While it is true as some argue that low birth rates are not necessarily a permanent feature of Europe the fact is that just as it 30 years of consistently low birth rates before the effect was felt so to will it take 30 years of high birth rates to correct it. The Europeans haven’t yet shown any sign of having more children so we are at least 31 years away. Immigration is another popular salve for the problem but it would be necessary on such a vast scale that it would completely change Europe and most likely not for the better. That's assuming that it doesn't turn out like almost every non-American mass immigration movement and end in discord and bloodshed. Given that a lower level of immigration is causing riots and turmoil in European cities (Paris, Brussels, Malmo, Copenhagen, and so forth), causing military forces to be suspect (France didn't consider using the army against Muslim rioters since 1/7 of the French Army is Muslim) is already changing Europe (pictures of Porky the Pig banned, cops not allowed to eat during Ramadan, two sets of law Sharia for Muslims regular law for the rest, etc) I think it would be difficult to raise the number of immigrants anyhow. Even should Europe raise its low birth rate and somehow manage to integrate immigrants everything is relative and Europe is now permanently behind every other region. Since this is the primary driver of economic and military power, and since it is basically set in stone for decades to come, we can tell that European power will continue this decline.

From the other side of the World Island comes this story about the new space race amongst Asian powers and America.
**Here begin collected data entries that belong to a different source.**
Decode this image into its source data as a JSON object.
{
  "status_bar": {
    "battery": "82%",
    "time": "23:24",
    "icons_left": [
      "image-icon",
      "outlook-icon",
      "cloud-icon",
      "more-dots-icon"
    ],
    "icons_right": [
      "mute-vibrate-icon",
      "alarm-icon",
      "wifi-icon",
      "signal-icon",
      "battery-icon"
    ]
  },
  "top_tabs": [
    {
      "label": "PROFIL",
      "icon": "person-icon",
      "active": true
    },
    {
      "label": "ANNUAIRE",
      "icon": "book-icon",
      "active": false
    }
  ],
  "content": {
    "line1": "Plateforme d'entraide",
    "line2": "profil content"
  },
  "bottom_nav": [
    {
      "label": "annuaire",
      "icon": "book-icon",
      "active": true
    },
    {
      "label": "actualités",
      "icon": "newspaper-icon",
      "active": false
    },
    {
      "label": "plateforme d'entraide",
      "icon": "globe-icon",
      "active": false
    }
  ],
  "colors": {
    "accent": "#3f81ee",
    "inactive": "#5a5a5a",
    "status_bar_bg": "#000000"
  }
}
This shows that national pride still means something to some countries and that Asian nations now have the resources to use for unnecessary pride pursuits. Combined with the rapidly growing military budgets of China, Russia, and India along with their acquisition of the newest and most advanced weapons systems and their vying for influence around the globe and it becomes apparent where the future of great power politics rests (I wrote about China and Russia here). The game is a bit muted at the moment since the Asians nations are still getting their feet wet. Nevertheless, in the coming years and decades China, Japan, India, and Russia will all matter more to us and the world than Germany, France, Britain, and Italy. Unless we start taking more steps to adapt to this new world we’ll quickly find our self on the wrong side of the equation.


  1. It's interesting that you mentioned birth rates; the center of Western power now, obviously, is the US, with 300 million people and a birthrate of more than 2 children per woman- well above replacement rate.

    There are questions, however, about the US' will to take a leadership role...

  2. Lots of points so i will try and keep it brief.
    It is true that the UK and France are fading powers but the differences over the Iraq War went much deeper.
    France, along with Germany, are the main powers behind the EU. In opposing the Iraq War they tried to make it an EU issue.
    The UK tied their colours to the US mast while France & Germany used the chance to isolate Blair and the USA, which they did in most of Europe.
    The UK is hamstrung by the Iraq War. It took a battering in the polls and this Government has been holed beneath the waterline so it is unable to partake in anything controversial, especially with Blair being pushed/leaving office so soon.
    The doubts poured on Blair whenever Iran is mentioned is proof that our Prime Minister's lack of judgement in siding with Bush will ensure him the dubious place in history he tried so hard to avoid.